Everyone can be discontented if he ignores his blessings and looks only at his burdens. ~Thomas S. Monson
Question #92625 posted on 09/26/2019 7:49 a.m.
Q:

Dear 100 Hour Board,

Tonight I have been putting a lot -- nay, an unnatural amount -- of thought into the history of sirens on emergency vehicles. It seems natural that as traffic increased after the advent of early automobiles people had the ideas for stop signs and traffic lights to make things go more smoothly. At what point did some person go, "Hey, should we give those guys the power to use their horns with legal impunity so they can get where they are going?" Who decided that?
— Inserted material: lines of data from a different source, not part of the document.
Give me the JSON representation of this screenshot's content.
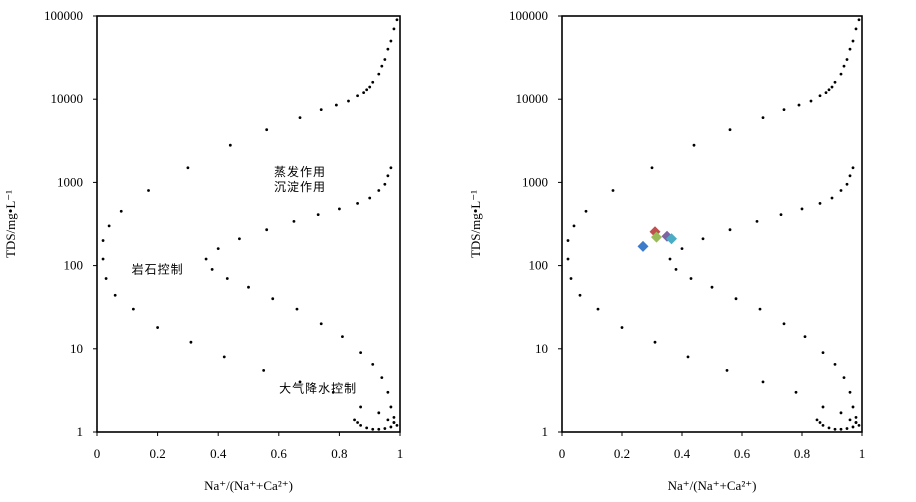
{
  "chart_data": [
    {
      "type": "scatter",
      "xlabel": "Na⁺/(Na⁺+Ca²⁺)",
      "ylabel": "TDS/mg•L⁻¹",
      "xlim": [
        0,
        1
      ],
      "ylim": [
        1,
        100000
      ],
      "yscale": "log",
      "xticks": [
        "0",
        "0.2",
        "0.4",
        "0.6",
        "0.8",
        "1"
      ],
      "yticks": [
        "1",
        "10",
        "100",
        "1000",
        "10000",
        "100000"
      ],
      "annotations": [
        {
          "text": "蒸发作用",
          "x": 0.67,
          "y": 1200
        },
        {
          "text": "沉淀作用",
          "x": 0.67,
          "y": 790
        },
        {
          "text": "岩石控制",
          "x": 0.2,
          "y": 80
        },
        {
          "text": "大气降水控制",
          "x": 0.73,
          "y": 3.0
        }
      ],
      "envelope_outer": {
        "x": [
          0.99,
          0.98,
          0.97,
          0.96,
          0.95,
          0.94,
          0.93,
          0.91,
          0.9,
          0.89,
          0.88,
          0.86,
          0.83,
          0.79,
          0.74,
          0.67,
          0.56,
          0.44,
          0.3,
          0.17,
          0.08,
          0.04,
          0.02,
          0.02,
          0.03,
          0.06,
          0.12,
          0.2,
          0.31,
          0.42,
          0.55,
          0.67,
          0.78,
          0.87,
          0.93,
          0.96,
          0.98,
          0.99
        ],
        "y": [
          90000,
          70000,
          50000,
          40000,
          30000,
          25000,
          20000,
          16000,
          14000,
          13000,
          12000,
          11000,
          9500,
          8500,
          7500,
          6000,
          4300,
          2800,
          1500,
          800,
          450,
          300,
          200,
          120,
          70,
          44,
          30,
          18,
          12,
          8,
          5.5,
          4,
          3,
          2,
          1.7,
          1.4,
          1.3,
          1.2
        ]
      },
      "envelope_inner": {
        "x": [
          0.97,
          0.96,
          0.95,
          0.93,
          0.9,
          0.86,
          0.8,
          0.73,
          0.65,
          0.56,
          0.47,
          0.4,
          0.36,
          0.38,
          0.43,
          0.5,
          0.58,
          0.66,
          0.74,
          0.81,
          0.87,
          0.91,
          0.94,
          0.96,
          0.97,
          0.98,
          0.98,
          0.97,
          0.95,
          0.93,
          0.91,
          0.89,
          0.87,
          0.86,
          0.85
        ],
        "y": [
          1500,
          1200,
          950,
          800,
          650,
          560,
          480,
          410,
          340,
          270,
          210,
          160,
          120,
          90,
          70,
          55,
          40,
          30,
          20,
          14,
          9,
          6.5,
          4.5,
          3,
          2,
          1.5,
          1.3,
          1.15,
          1.1,
          1.08,
          1.08,
          1.12,
          1.2,
          1.3,
          1.4
        ]
      },
      "series": []
    },
    {
      "type": "scatter",
      "xlabel": "Na⁺/(Na⁺+Ca²⁺)",
      "ylabel": "TDS/mg•L⁻¹",
      "xlim": [
        0,
        1
      ],
      "ylim": [
        1,
        100000
      ],
      "yscale": "log",
      "xticks": [
        "0",
        "0.2",
        "0.4",
        "0.6",
        "0.8",
        "1"
      ],
      "yticks": [
        "1",
        "10",
        "100",
        "1000",
        "10000",
        "100000"
      ],
      "envelope_outer": {
        "x": [
          0.99,
          0.98,
          0.97,
          0.96,
          0.95,
          0.94,
          0.93,
          0.91,
          0.9,
          0.89,
          0.88,
          0.86,
          0.83,
          0.79,
          0.74,
          0.67,
          0.56,
          0.44,
          0.3,
          0.17,
          0.08,
          0.04,
          0.02,
          0.02,
          0.03,
          0.06,
          0.12,
          0.2,
          0.31,
          0.42,
          0.55,
          0.67,
          0.78,
          0.87,
          0.93,
          0.96,
          0.98,
          0.99
        ],
        "y": [
          90000,
          70000,
          50000,
          40000,
          30000,
          25000,
          20000,
          16000,
          14000,
          13000,
          12000,
          11000,
          9500,
          8500,
          7500,
          6000,
          4300,
          2800,
          1500,
          800,
          450,
          300,
          200,
          120,
          70,
          44,
          30,
          18,
          12,
          8,
          5.5,
          4,
          3,
          2,
          1.7,
          1.4,
          1.3,
          1.2
        ]
      },
      "envelope_inner": {
        "x": [
          0.97,
          0.96,
          0.95,
          0.93,
          0.9,
          0.86,
          0.8,
          0.73,
          0.65,
          0.56,
          0.47,
          0.4,
          0.36,
          0.38,
          0.43,
          0.5,
          0.58,
          0.66,
          0.74,
          0.81,
          0.87,
          0.91,
          0.94,
          0.96,
          0.97,
          0.98,
          0.98,
          0.97,
          0.95,
          0.93,
          0.91,
          0.89,
          0.87,
          0.86,
          0.85
        ],
        "y": [
          1500,
          1200,
          950,
          800,
          650,
          560,
          480,
          410,
          340,
          270,
          210,
          160,
          120,
          90,
          70,
          55,
          40,
          30,
          20,
          14,
          9,
          6.5,
          4.5,
          3,
          2,
          1.5,
          1.3,
          1.15,
          1.1,
          1.08,
          1.08,
          1.12,
          1.2,
          1.3,
          1.4
        ]
      },
      "series": [
        {
          "color": "#3d7cc9",
          "points": [
            {
              "x": 0.27,
              "y": 170
            }
          ]
        },
        {
          "color": "#c0504d",
          "points": [
            {
              "x": 0.31,
              "y": 255
            }
          ]
        },
        {
          "color": "#9bbb59",
          "points": [
            {
              "x": 0.315,
              "y": 220
            }
          ]
        },
        {
          "color": "#8064a2",
          "points": [
            {
              "x": 0.35,
              "y": 225
            }
          ]
        },
        {
          "color": "#4bacc6",
          "points": [
            {
              "x": 0.365,
              "y": 210
            }
          ]
        }
      ]
    }
  ]
}
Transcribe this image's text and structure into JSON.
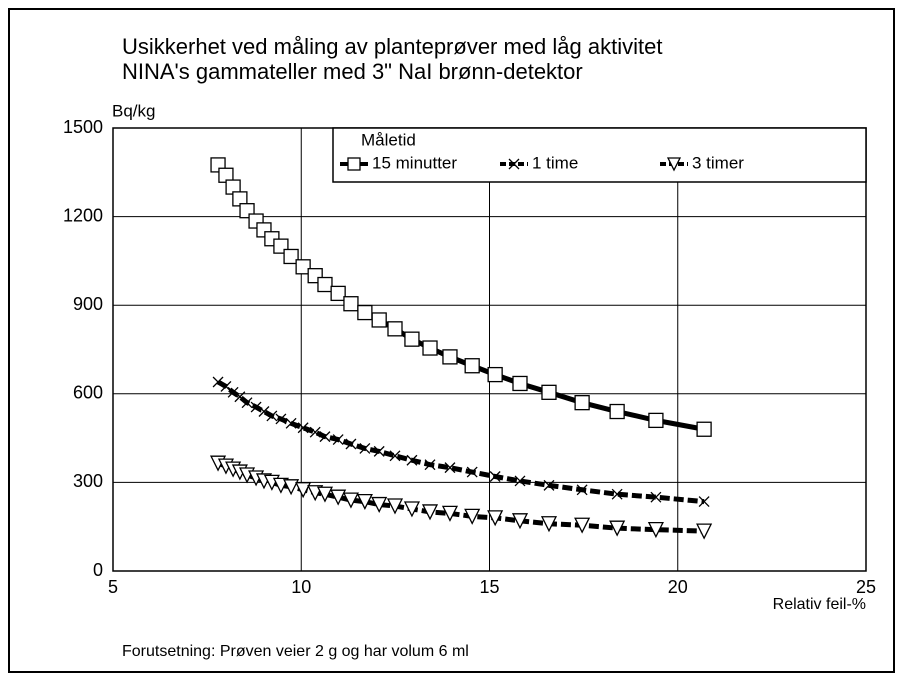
{
  "chart_data": {
    "type": "line",
    "title": [
      "Usikkerhet ved måling av planteprøver med låg aktivitet",
      "NINA's gammateller med 3\" NaI brønn-detektor"
    ],
    "y_label": "Bq/kg",
    "x_label": "Relativ feil-%",
    "footnote": "Forutsetning: Prøven veier 2 g og har volum 6 ml",
    "legend_title": "Måletid",
    "x": [
      7.79,
      8.0,
      8.19,
      8.37,
      8.56,
      8.8,
      9.01,
      9.22,
      9.46,
      9.73,
      10.05,
      10.37,
      10.63,
      10.98,
      11.32,
      11.69,
      12.07,
      12.49,
      12.94,
      13.42,
      13.95,
      14.54,
      15.15,
      15.81,
      16.58,
      17.46,
      18.39,
      19.42,
      20.7
    ],
    "series": [
      {
        "name": "15 minutter",
        "color": "#000000",
        "marker": "square",
        "values": [
          1375,
          1340,
          1300,
          1260,
          1220,
          1185,
          1155,
          1125,
          1100,
          1065,
          1030,
          1000,
          970,
          940,
          905,
          875,
          850,
          820,
          785,
          755,
          725,
          695,
          665,
          635,
          605,
          570,
          540,
          510,
          480
        ]
      },
      {
        "name": "1 time",
        "color": "#000000",
        "marker": "x",
        "values": [
          640,
          625,
          605,
          590,
          570,
          555,
          540,
          525,
          515,
          500,
          485,
          470,
          455,
          445,
          430,
          415,
          405,
          390,
          375,
          360,
          350,
          335,
          320,
          305,
          290,
          275,
          260,
          250,
          235
        ]
      },
      {
        "name": "3 timer",
        "color": "#000000",
        "marker": "triangle-down",
        "values": [
          365,
          355,
          345,
          335,
          325,
          315,
          305,
          300,
          290,
          285,
          275,
          265,
          260,
          250,
          240,
          235,
          225,
          220,
          210,
          200,
          195,
          185,
          180,
          170,
          160,
          155,
          145,
          140,
          135
        ]
      }
    ],
    "xlim": [
      5,
      25
    ],
    "xticks": [
      5,
      10,
      15,
      20,
      25
    ],
    "ylim": [
      0,
      1500
    ],
    "yticks": [
      0,
      300,
      600,
      900,
      1200,
      1500
    ],
    "grid": true,
    "legend": "top-right"
  }
}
I need a history of the development of sirens in early automobile history and you folks seemed like just the ones to ask.

-I am incredibly high right now

A:

Dear High Flyer, 

Obviously the history of sirens and noisemakers predates that of cars. In fact, Wikipedia explains that the siren seems to be invented in the late 1790s by John Robinson. Originally, it was powered by the pipes of an organ. However, these early sirens were meant to be used as instruments, not really as "alerting" items. Some improvements were made over time, which you can read about here. Eventually, it was fitted with a horn to amplify the noise. 

Most early forms of emergency vehicles were outfitted with bells on the front of them to alert motorists they were coming. Eventually, air sirens and airhorns were invented and used, which is wear the vintage wail you may think of comes from. Now, they have the electronic sirens that have different types of sounds that can mean different things. There's the typical wail that they use when navigating to an emergency, but there are also shorter sounds that can be used to get someone's attention. 

There is also a new development that allows police cars to interrupt the FM radio signals of all cars within a short range. Your car can't refuse the signal, because it's an "emergency signal." Additionally, apparently there is also something called a "Rumbler" that can emit low frequency sounds that you can feel instead of just hear. I don't know how I feel about that. Read more about Police car sirens and such here

In any case, it's actually pretty rare that cops abuse their sirens to maneuver through traffic just because they feel like it. Honestly, I'm grateful they have sirens and that laws that allow emergency vehicles through traffic because if anything ever happened, I'd rather they get to me as fast as possible, not get stuck at red lights behind fools on their cell phones and other average joes.